Some observers have expressed surprise at Kuchma's recent westward turn, once more reflected in today's speech. Until very recently, Ukraine had not sought to join NATO and the Ukrainian leadership had never identified full EU membership as a clear goal. Strikha said this policy shift reflects a growing realization in the Kuchma administration that Kyiv risks being left behind by the rapprochement taking place between Russia and the West. "Recently, Ukraine has catastrophically lost the initiative on the Western front. You could say that Kuchma's weak Ukraine is losing out to Putin's strong Russia in every aspect. Russia has been demonstrating its active policy toward the West and Ukraine can't stay completely inactive. On the level of words, at least, we are not Belarus, and that is probably thing we can be proud of," Strikha said.
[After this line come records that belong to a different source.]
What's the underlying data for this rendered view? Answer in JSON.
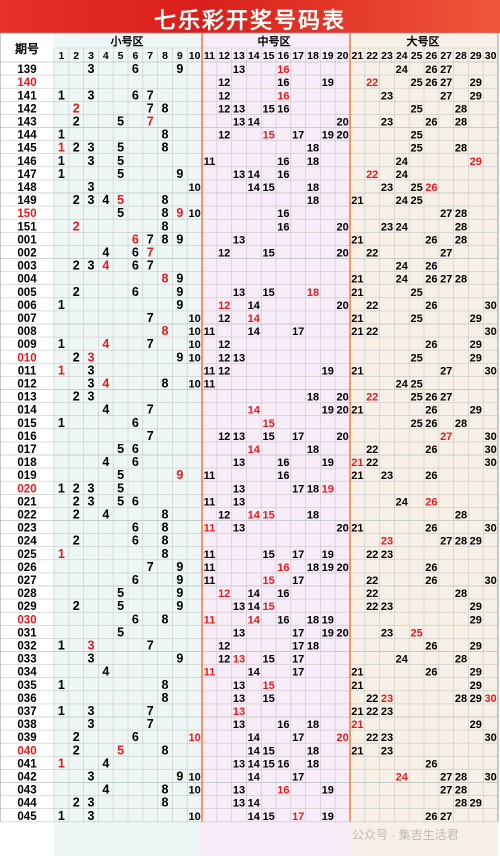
{
  "page": {
    "title": "七乐彩开奖号码表",
    "headers": {
      "period": "期号",
      "small": "小号区",
      "middle": "中号区",
      "large": "大号区"
    },
    "watermark": "公众号 · 集吉生活君",
    "colors": {
      "banner": "#e23027",
      "red_number": "#e51b1b",
      "black_number": "#000000",
      "small_zone_bg": "#eef7f5",
      "middle_zone_bg": "#f7ecf7",
      "large_zone_bg": "#f7f0e6",
      "zone_divider": "#e87a2a"
    }
  },
  "columns": [
    1,
    2,
    3,
    4,
    5,
    6,
    7,
    8,
    9,
    10,
    11,
    12,
    13,
    14,
    15,
    16,
    17,
    18,
    19,
    20,
    21,
    22,
    23,
    24,
    25,
    26,
    27,
    28,
    29,
    30
  ],
  "draws": [
    {
      "period": "139",
      "period_red": false,
      "numbers": [
        3,
        6,
        9,
        13,
        16,
        24,
        26,
        27
      ],
      "red": [
        16
      ]
    },
    {
      "period": "140",
      "period_red": true,
      "numbers": [
        12,
        16,
        19,
        22,
        25,
        26,
        27,
        29
      ],
      "red": [
        22
      ]
    },
    {
      "period": "141",
      "period_red": false,
      "numbers": [
        1,
        3,
        6,
        7,
        12,
        16,
        23,
        27,
        29
      ],
      "red": [
        16
      ]
    },
    {
      "period": "142",
      "period_red": false,
      "numbers": [
        2,
        7,
        8,
        12,
        13,
        15,
        16,
        25,
        28
      ],
      "red": [
        2
      ]
    },
    {
      "period": "143",
      "period_red": false,
      "numbers": [
        2,
        5,
        7,
        13,
        14,
        20,
        23,
        26,
        28
      ],
      "red": [
        7
      ]
    },
    {
      "period": "144",
      "period_red": false,
      "numbers": [
        1,
        8,
        12,
        15,
        17,
        19,
        20,
        25
      ],
      "red": [
        15
      ]
    },
    {
      "period": "145",
      "period_red": false,
      "numbers": [
        1,
        2,
        3,
        5,
        8,
        18,
        25,
        28
      ],
      "red": [
        1
      ]
    },
    {
      "period": "146",
      "period_red": false,
      "numbers": [
        1,
        3,
        5,
        11,
        16,
        18,
        24,
        29
      ],
      "red": [
        29
      ]
    },
    {
      "period": "147",
      "period_red": false,
      "numbers": [
        1,
        5,
        9,
        13,
        14,
        16,
        22,
        24
      ],
      "red": [
        22
      ]
    },
    {
      "period": "148",
      "period_red": false,
      "numbers": [
        3,
        10,
        14,
        15,
        18,
        23,
        25,
        26
      ],
      "red": [
        26
      ]
    },
    {
      "period": "149",
      "period_red": false,
      "numbers": [
        2,
        3,
        4,
        5,
        8,
        18,
        21,
        24,
        25
      ],
      "red": [
        5
      ]
    },
    {
      "period": "150",
      "period_red": true,
      "numbers": [
        5,
        8,
        9,
        10,
        16,
        27,
        28
      ],
      "red": [
        9
      ]
    },
    {
      "period": "151",
      "period_red": false,
      "numbers": [
        2,
        8,
        16,
        20,
        23,
        24,
        28
      ],
      "red": [
        2
      ]
    },
    {
      "period": "001",
      "period_red": false,
      "numbers": [
        6,
        7,
        8,
        9,
        13,
        21,
        26,
        28
      ],
      "red": [
        6
      ]
    },
    {
      "period": "002",
      "period_red": false,
      "numbers": [
        4,
        6,
        7,
        12,
        15,
        20,
        22,
        27
      ],
      "red": [
        7
      ]
    },
    {
      "period": "003",
      "period_red": false,
      "numbers": [
        2,
        3,
        4,
        6,
        7,
        24,
        26
      ],
      "red": [
        4
      ]
    },
    {
      "period": "004",
      "period_red": false,
      "numbers": [
        8,
        9,
        21,
        24,
        26,
        27,
        28
      ],
      "red": [
        8
      ]
    },
    {
      "period": "005",
      "period_red": false,
      "numbers": [
        2,
        6,
        9,
        13,
        15,
        18,
        21,
        25
      ],
      "red": [
        18
      ]
    },
    {
      "period": "006",
      "period_red": false,
      "numbers": [
        1,
        9,
        12,
        14,
        20,
        22,
        26,
        30
      ],
      "red": [
        12
      ]
    },
    {
      "period": "007",
      "period_red": false,
      "numbers": [
        7,
        10,
        12,
        14,
        21,
        25,
        29
      ],
      "red": [
        14
      ]
    },
    {
      "period": "008",
      "period_red": false,
      "numbers": [
        8,
        10,
        11,
        14,
        17,
        21,
        22,
        30
      ],
      "red": [
        8
      ]
    },
    {
      "period": "009",
      "period_red": false,
      "numbers": [
        1,
        4,
        7,
        10,
        12,
        26,
        29
      ],
      "red": [
        4
      ]
    },
    {
      "period": "010",
      "period_red": true,
      "numbers": [
        2,
        3,
        9,
        10,
        12,
        13,
        25,
        29
      ],
      "red": [
        3
      ]
    },
    {
      "period": "011",
      "period_red": false,
      "numbers": [
        1,
        3,
        11,
        12,
        19,
        21,
        27,
        30
      ],
      "red": [
        1
      ]
    },
    {
      "period": "012",
      "period_red": false,
      "numbers": [
        3,
        4,
        8,
        10,
        11,
        24,
        25
      ],
      "red": [
        4
      ]
    },
    {
      "period": "013",
      "period_red": false,
      "numbers": [
        2,
        3,
        18,
        20,
        22,
        25,
        26,
        27
      ],
      "red": [
        22
      ]
    },
    {
      "period": "014",
      "period_red": false,
      "numbers": [
        4,
        7,
        14,
        19,
        20,
        21,
        26,
        29
      ],
      "red": [
        14
      ]
    },
    {
      "period": "015",
      "period_red": false,
      "numbers": [
        1,
        6,
        15,
        25,
        26,
        28
      ],
      "red": [
        15
      ]
    },
    {
      "period": "016",
      "period_red": false,
      "numbers": [
        7,
        12,
        13,
        15,
        17,
        20,
        27,
        30
      ],
      "red": [
        27
      ]
    },
    {
      "period": "017",
      "period_red": false,
      "numbers": [
        5,
        6,
        14,
        18,
        22,
        26,
        30
      ],
      "red": [
        14
      ]
    },
    {
      "period": "018",
      "period_red": false,
      "numbers": [
        4,
        6,
        13,
        16,
        19,
        21,
        22,
        30
      ],
      "red": [
        21
      ]
    },
    {
      "period": "019",
      "period_red": false,
      "numbers": [
        5,
        9,
        11,
        16,
        21,
        23,
        26
      ],
      "red": [
        9
      ]
    },
    {
      "period": "020",
      "period_red": true,
      "numbers": [
        1,
        2,
        3,
        5,
        13,
        17,
        18,
        19
      ],
      "red": [
        19
      ]
    },
    {
      "period": "021",
      "period_red": false,
      "numbers": [
        2,
        3,
        5,
        6,
        11,
        13,
        24,
        26
      ],
      "red": [
        26
      ]
    },
    {
      "period": "022",
      "period_red": false,
      "numbers": [
        2,
        4,
        8,
        12,
        14,
        15,
        18,
        28
      ],
      "red": [
        14,
        15
      ]
    },
    {
      "period": "023",
      "period_red": false,
      "numbers": [
        6,
        8,
        11,
        13,
        20,
        21,
        26,
        30
      ],
      "red": [
        11
      ]
    },
    {
      "period": "024",
      "period_red": false,
      "numbers": [
        2,
        6,
        8,
        23,
        27,
        28,
        29
      ],
      "red": [
        23
      ]
    },
    {
      "period": "025",
      "period_red": false,
      "numbers": [
        1,
        8,
        11,
        15,
        17,
        19,
        22,
        23
      ],
      "red": [
        1
      ]
    },
    {
      "period": "026",
      "period_red": false,
      "numbers": [
        7,
        9,
        11,
        16,
        18,
        19,
        20,
        26
      ],
      "red": [
        16
      ]
    },
    {
      "period": "027",
      "period_red": false,
      "numbers": [
        6,
        9,
        11,
        15,
        17,
        22,
        26,
        30
      ],
      "red": [
        15
      ]
    },
    {
      "period": "028",
      "period_red": false,
      "numbers": [
        5,
        9,
        12,
        14,
        16,
        22,
        28
      ],
      "red": [
        12
      ]
    },
    {
      "period": "029",
      "period_red": false,
      "numbers": [
        2,
        5,
        9,
        13,
        14,
        15,
        22,
        23,
        29
      ],
      "red": [
        15
      ]
    },
    {
      "period": "030",
      "period_red": true,
      "numbers": [
        6,
        8,
        11,
        14,
        16,
        18,
        19,
        29
      ],
      "red": [
        11,
        14
      ]
    },
    {
      "period": "031",
      "period_red": false,
      "numbers": [
        5,
        13,
        17,
        19,
        20,
        23,
        25
      ],
      "red": [
        25
      ]
    },
    {
      "period": "032",
      "period_red": false,
      "numbers": [
        1,
        3,
        7,
        12,
        17,
        18,
        26,
        29
      ],
      "red": [
        3
      ]
    },
    {
      "period": "033",
      "period_red": false,
      "numbers": [
        3,
        9,
        12,
        13,
        15,
        17,
        24,
        28
      ],
      "red": [
        13
      ]
    },
    {
      "period": "034",
      "period_red": false,
      "numbers": [
        4,
        11,
        14,
        17,
        21,
        26,
        29
      ],
      "red": [
        11
      ]
    },
    {
      "period": "035",
      "period_red": false,
      "numbers": [
        1,
        8,
        13,
        15,
        21,
        29
      ],
      "red": [
        15
      ]
    },
    {
      "period": "036",
      "period_red": false,
      "numbers": [
        8,
        13,
        15,
        22,
        23,
        28,
        29,
        30
      ],
      "red": [
        23,
        30
      ]
    },
    {
      "period": "037",
      "period_red": false,
      "numbers": [
        1,
        3,
        7,
        13,
        21,
        22,
        23
      ],
      "red": [
        13
      ]
    },
    {
      "period": "038",
      "period_red": false,
      "numbers": [
        3,
        7,
        13,
        16,
        18,
        21,
        29
      ],
      "red": [
        21
      ]
    },
    {
      "period": "039",
      "period_red": false,
      "numbers": [
        2,
        6,
        10,
        14,
        17,
        20,
        22,
        23,
        30
      ],
      "red": [
        10,
        20
      ]
    },
    {
      "period": "040",
      "period_red": true,
      "numbers": [
        2,
        5,
        8,
        14,
        15,
        18,
        21,
        23
      ],
      "red": [
        5
      ]
    },
    {
      "period": "041",
      "period_red": false,
      "numbers": [
        1,
        4,
        13,
        14,
        15,
        16,
        18,
        26
      ],
      "red": [
        1
      ]
    },
    {
      "period": "042",
      "period_red": false,
      "numbers": [
        3,
        9,
        10,
        14,
        17,
        24,
        27,
        28,
        30
      ],
      "red": [
        24
      ]
    },
    {
      "period": "043",
      "period_red": false,
      "numbers": [
        4,
        8,
        10,
        13,
        16,
        19,
        27,
        28
      ],
      "red": [
        16
      ]
    },
    {
      "period": "044",
      "period_red": false,
      "numbers": [
        2,
        3,
        8,
        13,
        14,
        28,
        29
      ],
      "red": []
    },
    {
      "period": "045",
      "period_red": false,
      "numbers": [
        1,
        3,
        10,
        14,
        15,
        17,
        19,
        26,
        27
      ],
      "red": [
        17
      ]
    }
  ]
}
To sum up, independent analysts tend not to put much stock in Kuchma's words, seeing them as an attempt to shore up his political support rather than a demonstration of political will. The derisive reaction in the independent press to Kuchma's directive last week that all schoolchildren and students must study a 72-page parliamentary address he recently gave urging the country to embrace the West is evidence of this. "On 12 June, the president issued a directive that, in its tone, would be more suited as an order from the Communist Party's Central Committee on propaganda measures aimed at popularizing his speech. They are above all trying to make a big ideological campaign out of this," Strikha said.
The months ahead will give Kuchma an opportunity to prove his critics wrong. But having been let down so many times before, few in Ukraine are willing to take him at his word.
(Marianna Dratch and Irena Chalupa of RFE/RL's Ukrainian Service contributed to this report.)